I stop scratching Oso. “That's interesting, Dave. So you're saying maybe I should let the next governor's son slide on a potential homicide, but when I righteously shoot three dealers and rapists who were drawing on me, it's okay for the office to discipline me, exile me across the state, make me out as some kind of dangerous rogue, then assign some rookie to defend me, when you and everyone else here knows it's just politics.”
Dave holds up his hands. “Hey, hey. I'm not saying that at all. And you did get screwed. That was bullshit, no one's denying it. Forget I said anything. This place is getting to me. . . .” He passes me a sheet of paper with fingerprints in squares on it. “Look, there's the partials from the bottles on the left. On the right are Bradley Karge's prints from when he was booked on that drug charge in New Mexico.”
I examine it. And I decide to cut Dave some slack, both because of what he's just sa
id about me getting screwed and the fact that he was willing to come in on the weekend and look at the bottle. Besides, I like him and he's very good at his job. And one can't help but be influenced by the political intrigue that sweeps through this office like the Chinook.
“I can never read these things. But you say they match?”
“They match.”
I check to make sure that Dave's name and signature are on the paper, making him an official witness now.

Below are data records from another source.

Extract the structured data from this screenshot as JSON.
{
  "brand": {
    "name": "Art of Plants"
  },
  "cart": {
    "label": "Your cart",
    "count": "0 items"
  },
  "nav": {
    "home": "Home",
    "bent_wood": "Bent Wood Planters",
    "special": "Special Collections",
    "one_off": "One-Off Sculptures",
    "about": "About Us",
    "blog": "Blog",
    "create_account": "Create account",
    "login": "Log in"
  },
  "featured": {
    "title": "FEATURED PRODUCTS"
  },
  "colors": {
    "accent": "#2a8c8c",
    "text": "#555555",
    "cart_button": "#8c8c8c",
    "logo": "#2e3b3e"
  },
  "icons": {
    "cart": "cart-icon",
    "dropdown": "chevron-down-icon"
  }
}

“What about the other prints? The unknowns?”
“Nothing came up on the crime computer. I can't match them to anybody. They're not Brad Karge's, and they're not Heller's or any of the other names you gave me.”
I'm disappointed to hear that. I would like nothing better than to arrest them both. Heller's behavior at the bar and at his house has earned my sincere antipathy. As has his reputation as an abuser and corrupter of young girls. It would be a community service to break up his little cult. For a moment I feel uncomfortable about my night with Lynn, a prominent member of that very group. I should have had better judgment, more self-control.
“What about the blood and hair? And what about saliva from where someone would have drunk out of it?”
“All in the works, pard. Those things will take some time to check out the DNA. I need the sample from the dead girl, if you think it's her stuff. I already put in a request with the Albany County Coroner. At least the blood type matches the girl's, for a start. You might want to have McGee lean some of his weight on the coroner, get him to rush me the sample. From my phone conversation with him I got the feeling he might drag his feet a little.”